Study says FDA's 'fast-track' approval process may put patients in danger — 6 findings

From 2007 through 2017, 98.1 percent of recalled foot and ankle devices had approved through the FDA 510(k) premarket approval, according to a study published in the Cureus Journal of Medical Science.

Researchers studied 161 products from 33 different companies.

Here are six key findings:

1. Of all recalled devices, 158 were approved through the 510(k) premarket notification process.

2. Only one recalled product was authorized through the premarket approval process. Researchers were unable to identify the approval process for the remaining two devices, the Symbionic Leg and Centurion Sterile Rubber Bands.

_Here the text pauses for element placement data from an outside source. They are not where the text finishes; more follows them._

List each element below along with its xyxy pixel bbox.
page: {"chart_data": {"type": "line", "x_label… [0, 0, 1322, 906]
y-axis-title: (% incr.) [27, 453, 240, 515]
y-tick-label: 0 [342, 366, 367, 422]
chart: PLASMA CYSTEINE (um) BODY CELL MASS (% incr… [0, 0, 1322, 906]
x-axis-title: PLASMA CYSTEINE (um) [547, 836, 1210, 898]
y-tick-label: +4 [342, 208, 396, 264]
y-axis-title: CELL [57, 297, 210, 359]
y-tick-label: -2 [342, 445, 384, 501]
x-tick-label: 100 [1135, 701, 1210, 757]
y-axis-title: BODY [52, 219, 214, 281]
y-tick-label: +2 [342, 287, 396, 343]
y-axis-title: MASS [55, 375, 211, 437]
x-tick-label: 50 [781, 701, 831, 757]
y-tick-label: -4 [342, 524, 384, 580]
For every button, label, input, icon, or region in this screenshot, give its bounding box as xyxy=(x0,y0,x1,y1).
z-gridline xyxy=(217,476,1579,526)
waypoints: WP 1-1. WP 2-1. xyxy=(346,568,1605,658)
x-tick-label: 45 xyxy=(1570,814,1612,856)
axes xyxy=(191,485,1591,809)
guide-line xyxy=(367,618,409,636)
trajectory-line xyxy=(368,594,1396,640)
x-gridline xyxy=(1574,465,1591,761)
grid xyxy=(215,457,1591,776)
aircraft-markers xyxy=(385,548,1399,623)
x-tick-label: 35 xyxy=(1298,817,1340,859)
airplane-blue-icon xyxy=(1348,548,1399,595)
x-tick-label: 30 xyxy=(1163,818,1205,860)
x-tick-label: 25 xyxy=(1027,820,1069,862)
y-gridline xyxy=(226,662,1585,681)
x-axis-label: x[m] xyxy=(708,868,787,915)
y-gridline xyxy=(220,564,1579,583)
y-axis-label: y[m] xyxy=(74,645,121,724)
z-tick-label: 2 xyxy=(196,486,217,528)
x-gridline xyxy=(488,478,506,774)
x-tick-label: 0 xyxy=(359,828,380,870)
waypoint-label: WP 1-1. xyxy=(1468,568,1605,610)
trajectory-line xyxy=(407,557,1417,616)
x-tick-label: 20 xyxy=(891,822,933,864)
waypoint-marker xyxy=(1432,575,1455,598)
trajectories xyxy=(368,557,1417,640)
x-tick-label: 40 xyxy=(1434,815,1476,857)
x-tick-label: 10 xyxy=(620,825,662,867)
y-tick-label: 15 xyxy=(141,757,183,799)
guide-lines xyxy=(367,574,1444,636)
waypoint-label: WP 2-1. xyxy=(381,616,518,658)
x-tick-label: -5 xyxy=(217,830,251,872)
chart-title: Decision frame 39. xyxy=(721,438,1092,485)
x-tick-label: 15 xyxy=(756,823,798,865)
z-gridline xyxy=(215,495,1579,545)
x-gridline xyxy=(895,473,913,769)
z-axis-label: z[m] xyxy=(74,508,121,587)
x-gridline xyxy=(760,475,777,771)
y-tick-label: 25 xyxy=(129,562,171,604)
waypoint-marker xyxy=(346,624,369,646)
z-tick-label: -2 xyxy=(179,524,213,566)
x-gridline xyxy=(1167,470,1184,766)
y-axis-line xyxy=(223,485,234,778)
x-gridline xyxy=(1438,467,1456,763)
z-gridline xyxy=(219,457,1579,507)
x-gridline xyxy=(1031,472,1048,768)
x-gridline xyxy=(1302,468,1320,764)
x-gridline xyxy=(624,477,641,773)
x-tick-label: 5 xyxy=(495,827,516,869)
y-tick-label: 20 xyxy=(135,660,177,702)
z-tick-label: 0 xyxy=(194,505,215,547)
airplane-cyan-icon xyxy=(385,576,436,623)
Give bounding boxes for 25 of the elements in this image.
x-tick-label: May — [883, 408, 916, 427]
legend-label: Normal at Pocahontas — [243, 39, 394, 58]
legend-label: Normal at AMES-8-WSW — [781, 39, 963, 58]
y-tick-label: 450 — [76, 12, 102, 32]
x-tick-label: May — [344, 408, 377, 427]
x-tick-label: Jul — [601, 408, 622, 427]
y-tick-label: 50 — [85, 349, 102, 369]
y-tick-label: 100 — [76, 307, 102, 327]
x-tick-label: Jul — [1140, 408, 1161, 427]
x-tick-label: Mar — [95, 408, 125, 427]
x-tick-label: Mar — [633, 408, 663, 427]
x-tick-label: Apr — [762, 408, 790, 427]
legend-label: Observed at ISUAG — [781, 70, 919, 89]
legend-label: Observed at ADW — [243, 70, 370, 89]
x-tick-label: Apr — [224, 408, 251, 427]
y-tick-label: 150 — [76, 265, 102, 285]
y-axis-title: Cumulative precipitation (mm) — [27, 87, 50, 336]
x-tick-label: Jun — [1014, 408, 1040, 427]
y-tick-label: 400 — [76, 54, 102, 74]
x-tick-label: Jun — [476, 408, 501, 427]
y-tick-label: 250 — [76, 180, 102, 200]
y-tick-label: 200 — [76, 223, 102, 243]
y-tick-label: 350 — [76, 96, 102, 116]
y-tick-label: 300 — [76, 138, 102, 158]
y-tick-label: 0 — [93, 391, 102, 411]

3. Intraoperative and postoperative device breakage accounted for 39 of the 161 medical device product recalls, the most common cause of recalls.

4. Sterility concerns were the second-most common reason for recalls. Labeling and device design issues were also common rationales behind recalls.

5. The largest number of recalled products were Synthes screws, with 19,497,844 screws recalled because of labeling issues.

6. The study's limitations included focusing only on implants within foot and ankle orthopedic surgery, which were identified by searching within the FDA's database. The reasons for recall listed in the FDA's database might not correlate with the manufacturer's reason for initiating a recall.

"This study further supports the idea that products approved through the PMA process are less likely to be recalled. There is a lack of clinical data with products approved through the 510(k) process that may cause the devices to carry a greater risk to patients," authors concluded.